4.5. Scanning Electron Microscopic Analysis
After 12 weeks of implantation, the implants were harvested and fixed in 2.5% glutaraldehyde (Gibco Laboratories, Grand Island, NY, USA) for 2 days at room temperature. After thorough washing with PBS, the explants underwent critical point drying process by dehydrating through an ethanol gradient (35%, 50%, 70%, 80%, 95%, and 100% ethanol for 10 min each) and drying in hexamethyldisilazane (HMDS; Sigma, MO). Subsequently, the cross-sectional surfaces of the samples were sputter-coated with platinum at thickness of 4 nm in a vacuum and were examined using scanning electron microscopy (SEM; Model S-2256N, Hitachi, Naka, Japan).

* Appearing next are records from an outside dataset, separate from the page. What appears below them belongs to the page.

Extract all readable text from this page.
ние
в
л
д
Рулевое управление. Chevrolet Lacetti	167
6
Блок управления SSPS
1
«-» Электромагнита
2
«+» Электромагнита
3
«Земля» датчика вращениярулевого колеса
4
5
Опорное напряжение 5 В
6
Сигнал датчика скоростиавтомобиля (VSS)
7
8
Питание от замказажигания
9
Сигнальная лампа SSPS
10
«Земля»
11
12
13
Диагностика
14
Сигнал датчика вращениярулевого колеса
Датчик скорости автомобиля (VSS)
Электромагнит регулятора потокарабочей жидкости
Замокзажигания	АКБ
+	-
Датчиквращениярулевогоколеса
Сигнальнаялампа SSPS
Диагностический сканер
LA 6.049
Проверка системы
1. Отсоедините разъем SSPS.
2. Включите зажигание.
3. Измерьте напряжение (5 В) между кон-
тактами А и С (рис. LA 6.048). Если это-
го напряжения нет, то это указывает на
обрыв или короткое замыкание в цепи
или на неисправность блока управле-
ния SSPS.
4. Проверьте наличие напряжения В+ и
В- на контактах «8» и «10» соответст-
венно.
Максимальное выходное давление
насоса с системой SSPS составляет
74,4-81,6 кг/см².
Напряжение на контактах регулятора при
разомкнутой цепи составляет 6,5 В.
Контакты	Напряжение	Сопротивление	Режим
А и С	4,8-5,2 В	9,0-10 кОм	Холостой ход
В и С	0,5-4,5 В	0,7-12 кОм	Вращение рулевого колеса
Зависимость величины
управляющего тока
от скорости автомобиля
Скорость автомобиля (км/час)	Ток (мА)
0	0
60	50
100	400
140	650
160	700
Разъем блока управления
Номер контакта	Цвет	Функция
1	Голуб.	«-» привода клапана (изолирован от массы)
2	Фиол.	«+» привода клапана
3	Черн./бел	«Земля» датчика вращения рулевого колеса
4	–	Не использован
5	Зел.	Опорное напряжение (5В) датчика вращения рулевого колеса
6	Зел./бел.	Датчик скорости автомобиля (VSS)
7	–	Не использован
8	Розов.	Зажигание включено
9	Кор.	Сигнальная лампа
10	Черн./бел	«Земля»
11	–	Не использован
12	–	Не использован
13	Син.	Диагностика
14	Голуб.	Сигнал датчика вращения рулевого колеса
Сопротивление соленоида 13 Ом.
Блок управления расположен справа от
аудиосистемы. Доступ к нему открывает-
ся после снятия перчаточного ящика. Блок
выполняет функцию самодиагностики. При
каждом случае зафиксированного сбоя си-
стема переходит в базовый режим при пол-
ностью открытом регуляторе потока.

4.6. Histological Analysis
Each sample was harvested 12 weeks after implantation, and fixed in 10% neutral buffered formalin solution for 2 days. After dehydrating in 95% and 100% ethanol sequentially, the samples were transferred to the tissue processor for paraffin embedding. Then, the blocks were sectioned at 5 μm, deparaffinized with xylene, and stained with Weigert’s hematoxylin (Sigma-Aldrich, Saint Louis, MO, USA) and counter-stained with eosin (Sigma-Aldrich) to assess cell morphology. Masson’s trichrome and Verhoeff staining were conducted using ready-to-use kits following the company’s instruction. Briefly, for the Masson’s trichrome staining (Sigma-Aldrich, Saint Louis, MO, USA), slides were immersed in Bouin’s solution for 15 min. Subsequently, the slides were stained with Weigert’s hematoxylin for 5 min and with Biebrich scarlet acid fuchin for 5 min. The stained slides were differentiated in phosphotungstic/phosphomolybdic acid solution for 5 min to enhance the staining of the collagen. Finally, the samples were dyed with aniline blue solution for 5 min and differentiated in 1% acetic acid solution for 2 min to avoid color removal. Verhoeff staining was carried out using Elastic Stain Kit (American MasterTech Scientific, Lodi, CA, USA). Slides were stained in Verhoeff’s solution for 60 min and then differentiated in 2% ferric chloride for 1 to 2 min after rinsing in tap water. The differentiation was stopped by immersing the slides in tap water after checking microscopically for black elastic fiber. The counterstaining in hematoxylin solution was carried out for 5 min. Then, slides were mounted and neocartilage formation was analyzed using a Nikon Eclipse Ti-U inverted microscope (Nikon Instruments Inc.). Collagen and elastin were quantified in as percentages using ImageJ software [
32].
4.7. Mechanical Analysis
The compressive strengths of the explants made with PLGA and PLGA–Medpor® were tested using Instron (ElectroPuls E3000, Canton, MA, USA). The explants were stored in PBS until the compression test was performed. Specimens were compressed by 0.5 mm/min uniaxial force. Five specimens were tested per each group. The maximum strength of each specimen was determined from the stress–strain curve.
4.8. Statistics
One-tailed Student’s t-test was used to compare the means between the groups.